Education ministry, UNESCO honor teachers amid nationwide strikes

DNE
DNE
4 Min Read

By Rana Muhammad Taha

CAIRO: As teachers across the country await a timetable for meeting their demands, the Ministry of Education, in coordination with UNESCO, celebrated World Teachers Day on Wednesday, steering clear of the weeklong nationwide strikes in public schools.

In an event held at the Ministry of Education, UNESCO celebrated Teachers’ Day under the patronage and presence of Minister of Education Ahmed Gamal El-Din Moussa.

Twenty-seven teachers from all over Egypt – each representing their governorate – were honored in the ceremony for winning the “Model Teacher” competition, organized by the Ministry of Education.

UNESCO chose to focus this year on gender equality in its celebration of World Teachers Day. Gender Equality is the fifth of the six Education for All (EFA) goals.

“Female teachers around the world make up around 62 percent of the total number of teachers,” Ghada Gholam, UNESCO office director in Cairo, stated during her speech at the ceremony. “And with the increasing number of women taking up this job, their circumstances remain yet in deterioration.”

On his part, Moussa assured that girls excel over boys in education; both in their number and in their educational level.

“And unlike other countries,” Moussa continued, “women don’t suffer from discrimination in salaries here in Egypt. Yet, one must admit that they don’t occupy enough managerial posts.”

However, Moussa confirmed that the ministry began this year implementing a plan to choose school headmasters according to their efficiency instead of seniority – as has been always the case – and that they have indeed started applying that in some schools.

Throughout the ceremony, no mention was made regarding the teachers strike which started with the launch of the new academic year on September 17 and has been proliferating through governmental schools.

Teachers are demanding better pay and working conditions and greater government investment into what they believe is a notoriously overburdened educational system.

While public school teachers decided to suspend nationwide strikes for one week until the education ministry presents a timeline for meeting their demands, teachers in some schools in Beni Seuf, Sharqeya, Suez and parts of Cairo continued the strike pending “positive steps” by the ministry.

However, some of the teachers present at the ceremony criticized the strikes.

“Loud voices never retrieve rights,” Shadya Gaber said. Gaber was honored for being the Model Teacher in Fayoum governorate. She’s been an Arabic teacher for 18 years, and was honored by the government for the first time on Wednesday.

“With our mild voice and our patience,” Gaber insisted, “we will get our rights back.”

Ashraf Abdallah, mathematics teacher and Model Teacher for the Giza governorate, echoed Gaber’s same sentiments, describing the strikes as an “abuse of students’ right to education.”
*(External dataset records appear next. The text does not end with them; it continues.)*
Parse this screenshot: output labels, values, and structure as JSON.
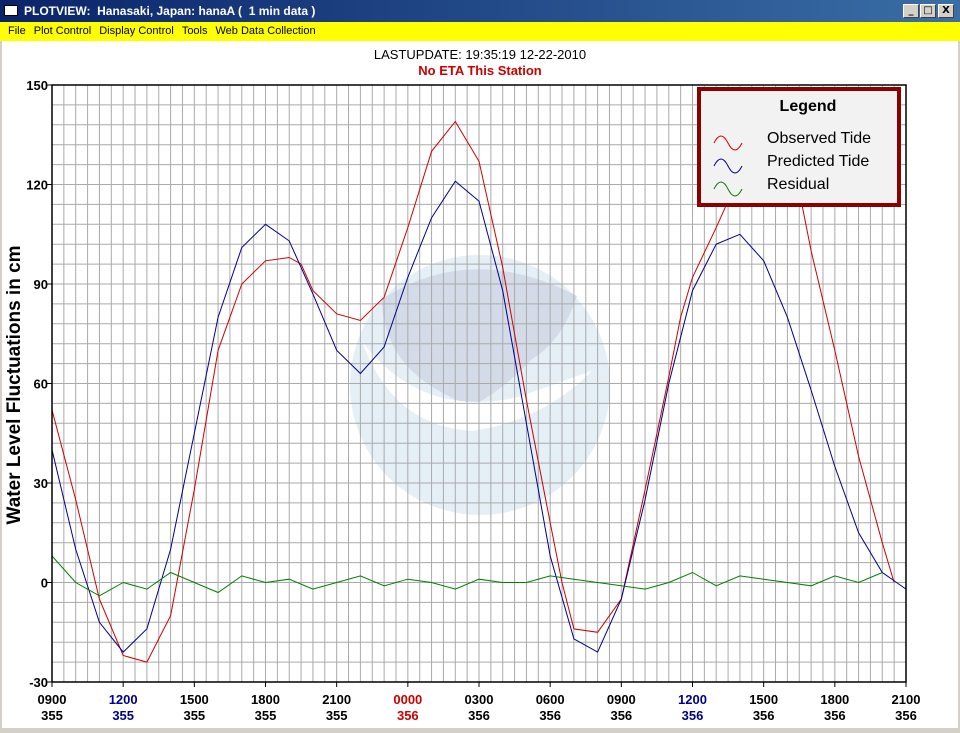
{
  "window": {
    "title": "PLOTVIEW:  Hanasaki, Japan: hanaA (  1 min data )",
    "controls": [
      "_",
      "□",
      "X"
    ]
  },
  "menu": [
    "File",
    "Plot Control",
    "Display Control",
    "Tools",
    "Web Data Collection"
  ],
  "header": {
    "last_update": "LASTUPDATE: 19:35:19  12-22-2010",
    "eta_status": "No ETA This Station"
  },
  "chart_data": {
    "type": "line",
    "ylabel": "Water Level Fluctuations in cm",
    "ylim": [
      -30,
      150
    ],
    "yticks": [
      "150",
      "120",
      "90",
      "60",
      "30",
      "0",
      "-30"
    ],
    "grid": true,
    "legend": {
      "title": "Legend",
      "placement": "top-right",
      "entries": [
        "Observed Tide",
        "Predicted Tide",
        "Residual"
      ]
    },
    "x_hours_range": [
      0,
      36
    ],
    "xticks": [
      {
        "time": "0900",
        "day": "355",
        "time_color": "#000000",
        "day_color": "#000000"
      },
      {
        "time": "1200",
        "day": "355",
        "time_color": "#00008b",
        "day_color": "#00008b"
      },
      {
        "time": "1500",
        "day": "355",
        "time_color": "#000000",
        "day_color": "#000000"
      },
      {
        "time": "1800",
        "day": "355",
        "time_color": "#000000",
        "day_color": "#000000"
      },
      {
        "time": "2100",
        "day": "355",
        "time_color": "#000000",
        "day_color": "#000000"
      },
      {
        "time": "0000",
        "day": "356",
        "time_color": "#cc0000",
        "day_color": "#cc0000"
      },
      {
        "time": "0300",
        "day": "356",
        "time_color": "#000000",
        "day_color": "#000000"
      },
      {
        "time": "0600",
        "day": "356",
        "time_color": "#000000",
        "day_color": "#000000"
      },
      {
        "time": "0900",
        "day": "356",
        "time_color": "#000000",
        "day_color": "#000000"
      },
      {
        "time": "1200",
        "day": "356",
        "time_color": "#00008b",
        "day_color": "#00008b"
      },
      {
        "time": "1500",
        "day": "356",
        "time_color": "#000000",
        "day_color": "#000000"
      },
      {
        "time": "1800",
        "day": "356",
        "time_color": "#000000",
        "day_color": "#000000"
      },
      {
        "time": "2100",
        "day": "356",
        "time_color": "#000000",
        "day_color": "#000000"
      }
    ],
    "series": [
      {
        "name": "Observed Tide",
        "color": "#cc0000",
        "x": [
          0,
          1,
          2,
          3,
          4,
          5,
          6,
          7,
          8,
          9,
          10,
          10.5,
          11,
          12,
          13,
          14,
          15,
          16,
          17,
          18,
          19,
          20,
          21,
          21.5,
          22,
          23,
          24,
          25,
          26,
          26.5,
          27,
          28,
          29,
          30,
          31,
          31.5,
          32,
          33,
          34,
          35,
          35.5
        ],
        "y": [
          52,
          25,
          -5,
          -22,
          -24,
          -10,
          28,
          70,
          90,
          97,
          98,
          96,
          88,
          81,
          79,
          86,
          107,
          130,
          139,
          127,
          95,
          55,
          18,
          0,
          -14,
          -15,
          -5,
          28,
          62,
          80,
          92,
          107,
          123,
          132,
          128,
          118,
          100,
          70,
          38,
          12,
          0
        ]
      },
      {
        "name": "Predicted Tide",
        "color": "#00008b",
        "x": [
          0,
          1,
          2,
          3,
          4,
          5,
          6,
          7,
          8,
          9,
          10,
          11,
          12,
          13,
          14,
          15,
          16,
          17,
          18,
          19,
          20,
          21,
          22,
          23,
          24,
          25,
          26,
          27,
          28,
          29,
          30,
          31,
          32,
          33,
          34,
          35,
          36
        ],
        "y": [
          40,
          10,
          -12,
          -21,
          -14,
          10,
          45,
          80,
          101,
          108,
          103,
          87,
          70,
          63,
          71,
          92,
          110,
          121,
          115,
          88,
          48,
          8,
          -17,
          -21,
          -5,
          25,
          60,
          88,
          102,
          105,
          97,
          80,
          58,
          35,
          15,
          3,
          -2
        ]
      },
      {
        "name": "Residual",
        "color": "#008000",
        "x": [
          0,
          1,
          2,
          3,
          4,
          5,
          6,
          7,
          8,
          9,
          10,
          11,
          12,
          13,
          14,
          15,
          16,
          17,
          18,
          19,
          20,
          21,
          22,
          23,
          24,
          25,
          26,
          27,
          28,
          29,
          30,
          31,
          32,
          33,
          34,
          35
        ],
        "y": [
          8,
          0,
          -4,
          0,
          -2,
          3,
          0,
          -3,
          2,
          0,
          1,
          -2,
          0,
          2,
          -1,
          1,
          0,
          -2,
          1,
          0,
          0,
          2,
          1,
          0,
          -1,
          -2,
          0,
          3,
          -1,
          2,
          1,
          0,
          -1,
          2,
          0,
          3
        ]
      }
    ]
  }
}
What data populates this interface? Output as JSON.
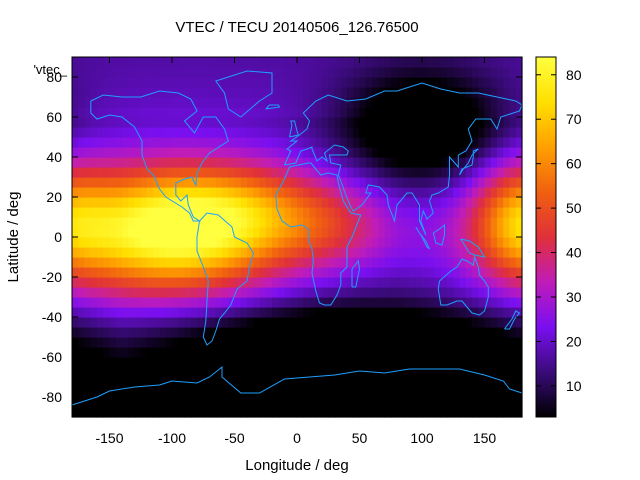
{
  "chart_data": {
    "type": "heatmap",
    "title": "VTEC / TECU 20140506_126.76500",
    "xlabel": "Longitude / deg",
    "ylabel": "Latitude / deg",
    "xlim": [
      -180,
      180
    ],
    "ylim": [
      -90,
      90
    ],
    "x_ticks": [
      -150,
      -100,
      -50,
      0,
      50,
      100,
      150
    ],
    "y_ticks": [
      -80,
      -60,
      -40,
      -20,
      0,
      20,
      40,
      60,
      80
    ],
    "key_label": "'vtec_",
    "colorbar": {
      "range": [
        3,
        84
      ],
      "ticks": [
        10,
        20,
        30,
        40,
        50,
        60,
        70,
        80
      ],
      "palette": [
        "#000000",
        "#3a0b7a",
        "#7a0ff0",
        "#c01cb8",
        "#e0303a",
        "#f06010",
        "#ffa000",
        "#ffe000",
        "#ffff40"
      ]
    },
    "coastline_color": "#1ea0ff",
    "anomalies": [
      {
        "lon": -100,
        "lat": 3,
        "peak": 84,
        "slon": 65,
        "slat": 22
      },
      {
        "lon": -40,
        "lat": 15,
        "peak": 38,
        "slon": 55,
        "slat": 15
      },
      {
        "lon": 30,
        "lat": 5,
        "peak": 32,
        "slon": 35,
        "slat": 15
      },
      {
        "lon": 175,
        "lat": 10,
        "peak": 45,
        "slon": 25,
        "slat": 20
      },
      {
        "lon": 100,
        "lat": 55,
        "peak": -8,
        "slon": 45,
        "slat": 20
      },
      {
        "lon": 40,
        "lat": -60,
        "peak": -12,
        "slon": 100,
        "slat": 20
      }
    ]
  }
}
“If we have rights, we can demand to reclaim them, yet without going on strike,” he said.

The ceremony resumed with a video conference call with Egyptian teachers currently teaching in the United States, in an attempt to draw a constructive comparison between the working atmosphere in Egypt and the US, as well as honoring Egyptian teachers all over the globe.

The UNESCO World Teacher Day began in 1994 to commemorate the 1966 signing of the UNESCO / ILO agreement on the status of teachers and the 1997 UNESCO recommendation regarding the status of higher education teaching personnel.